Varitek pine tarring his fingers

Astute reader Lance Elroy wrote to point me to a bit of footage where, in the sixth inning, you can – maybe – see Red Sox catcher Jason Varitek putting pine tar on his fingers. It’s during Manny’s at-bat, the 2nd 3-2 pitch: (“good rip by Manny Ramirez…”) there’s a shot of Varitek in the dugout, and it looks like watching the dugout camera to make sure it’s not on, rubbing his hands…? He certainly looks fishy, but I’m not convinced he was up to anything nefarious: he might be getting ready to be put in with Wakefield out (which he was) — you can see during Drew’s at-bat Varitek’s putting his batting gear on, and he’s on-deck with Crisp up. It seems unlikely that Varitek was tarring his hands that early in the inning, and any advantage is deadened by his at-bat preparations.

It wouldn’t be a new trick, though. Catchers assisting their pitchers in ball-doctoring is a long and time-honored tradition. The pitcher’s under a lot of scrutiny, while their catchers are far freer to scuff or put something on a ball for the pitcher to make use of.

But was he trying to get pine tar onto the ball for Lester’s sake? Even if he was intending to go out on the field with tarred hands, there’s another, more prosaic explanation: Varitek’s not particularly good at throwing out runners (this year, he threw out 24% of opposing runners, putting him in the lower half of AL catchers). Pine tar on the fingers would give him a better grip on the ball making the difficult transfer to through, and help him get the throw off faster.

You’re not supposed to do it. But if you can get away with it and gain an advantage, why not?

Football cheating goodness: Patriots in trouble

I’ve been gleefully following the Patriots-Jets controversy, because it’s interesting and because it brings out interesting contrasts in how the two sports handle this. Here’s Chris Mortensen’s ESPN story.

The summary: the NFL took a camera and a videotape from a Patriots “video assistant” when they thought he was taping signals from the Jets coaches.

For one, there hasn’t been a similar coach-taping controversy in baseball yet, even though the nature of baseball makes it so, so tempting. In football, even if you put people on it, to make use of the information you have to either decode it in-game or hope that it’s still valid when you play them again later in the year.

But in baseball, where the series frequently run three or four games, if you crack a team’s system by videotaping their coaches and analyzing it all night, there might be two, three games left where you can take advantage of that information. And if you don’t, you’ve got another chance at it.
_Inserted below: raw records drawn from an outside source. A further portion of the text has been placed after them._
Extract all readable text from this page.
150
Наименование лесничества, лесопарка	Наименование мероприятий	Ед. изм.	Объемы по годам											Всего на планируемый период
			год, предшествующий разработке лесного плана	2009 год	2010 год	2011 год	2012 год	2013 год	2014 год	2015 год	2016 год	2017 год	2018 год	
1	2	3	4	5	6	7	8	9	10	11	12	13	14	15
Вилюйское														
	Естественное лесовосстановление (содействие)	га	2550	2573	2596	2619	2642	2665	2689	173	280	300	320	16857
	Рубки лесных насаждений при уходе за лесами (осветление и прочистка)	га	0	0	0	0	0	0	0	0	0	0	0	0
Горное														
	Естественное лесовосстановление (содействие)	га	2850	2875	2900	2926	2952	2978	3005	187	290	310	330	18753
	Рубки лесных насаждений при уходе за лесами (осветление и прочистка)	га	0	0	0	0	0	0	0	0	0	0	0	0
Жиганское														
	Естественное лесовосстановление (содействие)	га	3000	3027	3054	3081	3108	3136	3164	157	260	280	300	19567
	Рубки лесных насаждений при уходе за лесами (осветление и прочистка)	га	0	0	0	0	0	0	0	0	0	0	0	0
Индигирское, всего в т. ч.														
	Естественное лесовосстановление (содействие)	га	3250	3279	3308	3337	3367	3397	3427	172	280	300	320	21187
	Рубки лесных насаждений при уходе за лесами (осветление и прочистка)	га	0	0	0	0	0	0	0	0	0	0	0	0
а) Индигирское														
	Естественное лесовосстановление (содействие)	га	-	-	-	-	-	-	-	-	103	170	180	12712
Football seems particularly well-suited to this kind of sign-stealing. In baseball, sign-stealing by the home team can give their batters an advantage for a hundred pitches, but that advantage is not all that huge. We can look at teams known to have been stealing signs and there’s no dramatic increase in their offensive performances.

But in football, where a team might only get to run fifty, sixty plays a game, being able to gain insight into the other team’s plays can be game-changing on that next snap. If you knew that every time the other team’s line coach made a particular sign that they blitzed two men, and you could be prepared for it, that could easily be a first down or six points.

The other interesting contrast is that the league’s anti- this. From the article:

Goodell is considering severe sanctions, including the possibility of docking the Patriots “multiple draft picks” because it is the competitive violation in the wake of a stern warning to all teams since he became commissioner, the sources said.

Baseball doesn’t have a rule, much less a stern warning memo to teams. And when these kind of things are suspected, baseball’s head office likes to investigate – and put the screws to teams – out of the public eye. You rarely even hear about them, and that’s generally only an accusation by an angry player that doesn’t get much play.

Here, we’ve already seen “sources” almost certainly close to the commish talking to the press about what happened, why, leading to reporting like “Sources say the visual evidence confirmed the suspicion”. Compared to the absolute silence MLB manages to enforce from their offices, it’s a huge difference. This is strange to me, because as I understand it, the NFL is way, way more controlling of the rules and regulations of how the game is run and what is and isn’t allowed than MLB. But faced with a controversy, they took action and they’re controlling the story.